Ahmed H Zewail, the recipient of the Nobel Prize in Chemistry in 1999, sees four factors for unsatisfactory pace of progress in developing countries: high rate of illiteracy indicating a poor education system and low employment, limited use of human resources, strong seniority system and centralization of power, and finally, the mix-up of state laws and religious beliefs which blurs the vision for science and technology.

All of these reasons are relevant to Nepal where its educational institutions are highly flawed. 

Jha says, “We seem sluggish in modifying and upgrading the syllabi.” Given that science is a field that has been and is rapidly evolving, the failure to be constantly updated is problematic.

However, Thapa adds the mentality is evolving, “Now things are little bit changed. Nepali parents are slowly realizing that there are other science and technological areas where scopes lie, like Pharmaceutical Sciences, Biotechnology, Environmental Science, Applied Physics, Human Biology etc.”

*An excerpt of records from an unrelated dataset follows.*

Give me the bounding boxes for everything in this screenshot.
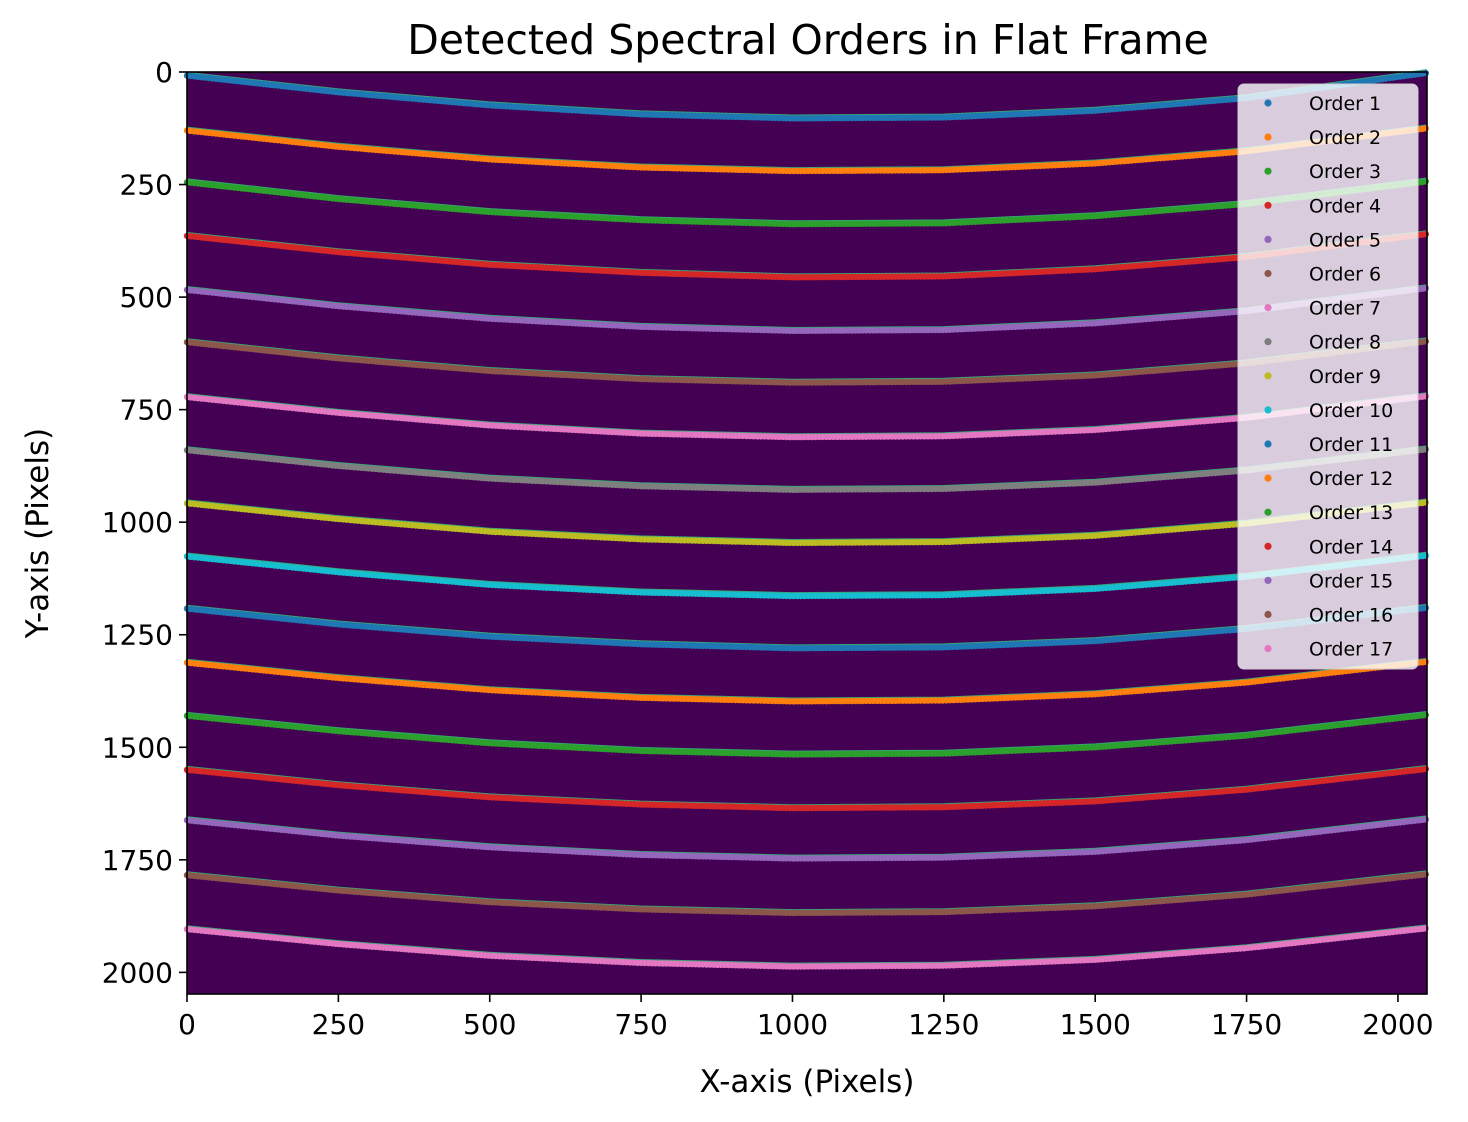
data-point — [1422, 499, 1430, 506]
data-point — [1422, 285, 1430, 292]
chart-title: Detected Spectral Orders in Flat Frame — [407, 16, 1209, 64]
data-point — [1422, 604, 1430, 612]
series-1 — [183, 69, 1430, 122]
data-point — [1422, 765, 1430, 773]
data-point — [1422, 552, 1430, 559]
series-5 — [183, 284, 1430, 335]
data-point — [1422, 393, 1430, 400]
data-point — [1422, 711, 1430, 719]
series-3 — [183, 177, 1430, 228]
data-point — [1422, 178, 1430, 185]
series-layer — [183, 69, 1430, 970]
data-point — [1422, 338, 1430, 345]
data-point — [1422, 446, 1430, 453]
data-point — [1422, 125, 1430, 132]
data-point — [1422, 231, 1430, 238]
data-point — [1422, 658, 1430, 666]
data-point — [1422, 69, 1430, 77]
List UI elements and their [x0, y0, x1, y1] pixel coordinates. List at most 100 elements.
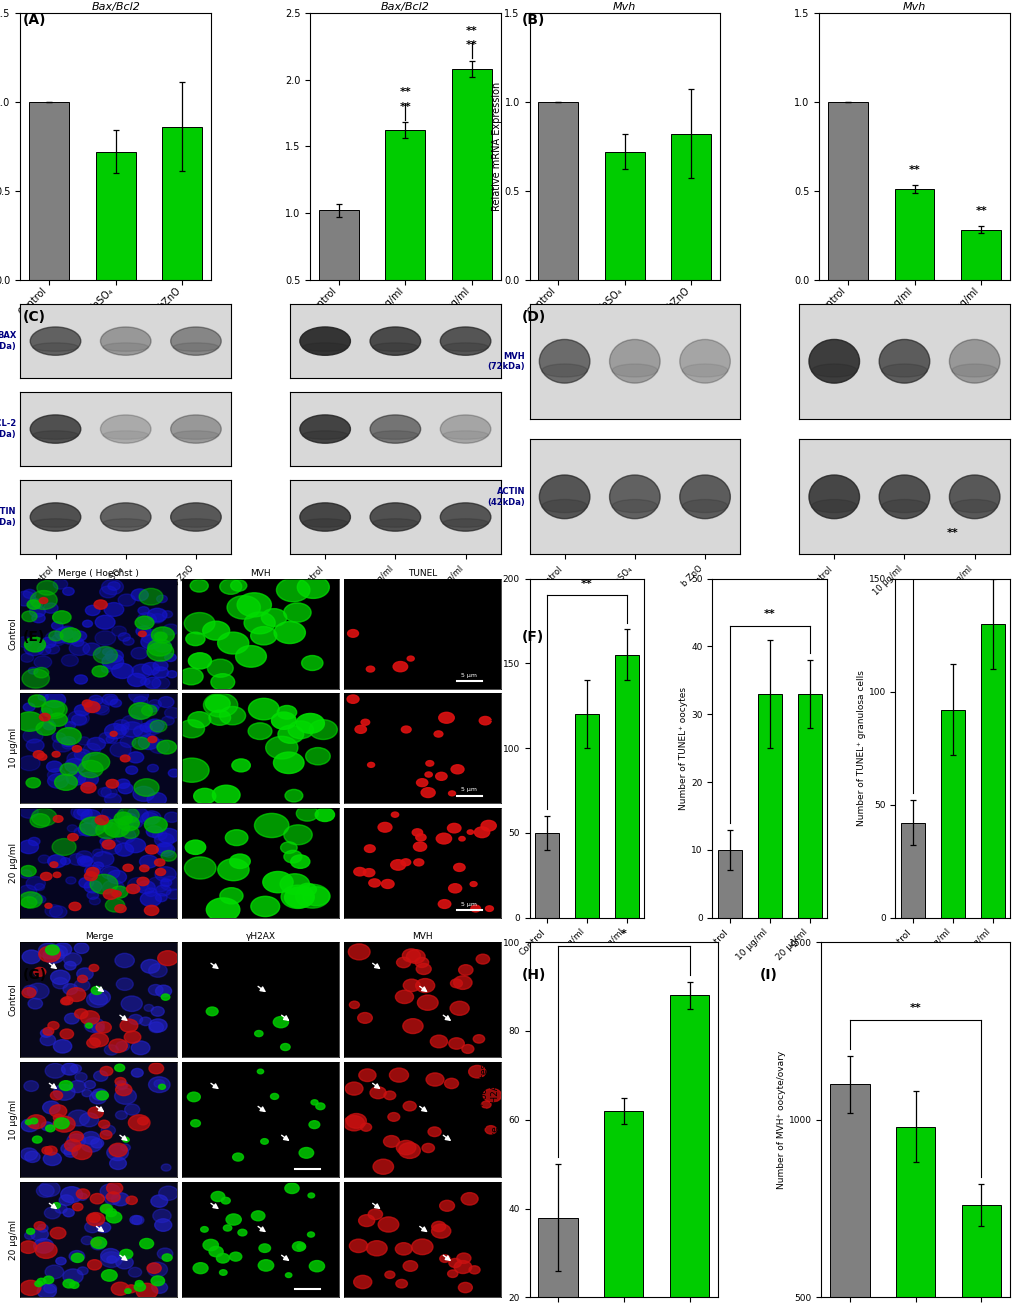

Another issue with Nepali institutions is teachers. “Our scientists/faculty members are not paid well, and this diverts their mind and commitments to other areas due to a financial crunch,” says Thapa. Many have taken to teaching at more than one campus in order to make ends meets. “If this happens, what motivation will they have to do research?” asks Jha who also notes that after being accepted to teach, teachers seldom get a chance to further their level of expertise.

For the few who do get into research, there are limited scholarships available; and those who are fortunate enough to go abroad for higher studies rarely return. The bigger issue at hand being “Research never becoming the university’s priority,” Gewali says of TU and mentions how in teaching, Nepal excels in theoretical but severely lacks in practical and implementation.

It was only in 1999 that saw the birth of the Ministry of Science and Technology, which soon turned into the Ministry of Environment, Science and Technology. Unfortunately, the TU and KU faculty lament the lack of clear vision and logic behind the establishment of the ministry. “Can we not have a single ministry in science and technology rather than a scattered structure in the government?” asks Thapa. Jha mentions that the ministry is not taken seriously in terms of funding, travel, prospects and employment, and that those who are hired rarely have a background in science.

Thapa believes there are a few things that could be done to improve the field in Nepal. “We need to have strong political commitment to focus on science and technology areas. Anticipating the importance of science and technology alone does not serve the purpose! We need to implement policies wholeheartedly.”

Along with that, Jha and Gewali believe that what needs reconstruction is the system, “The State hasn’t given the system enough importance, they need to better the resource management as education is the backbone of the country,” sums up Jha.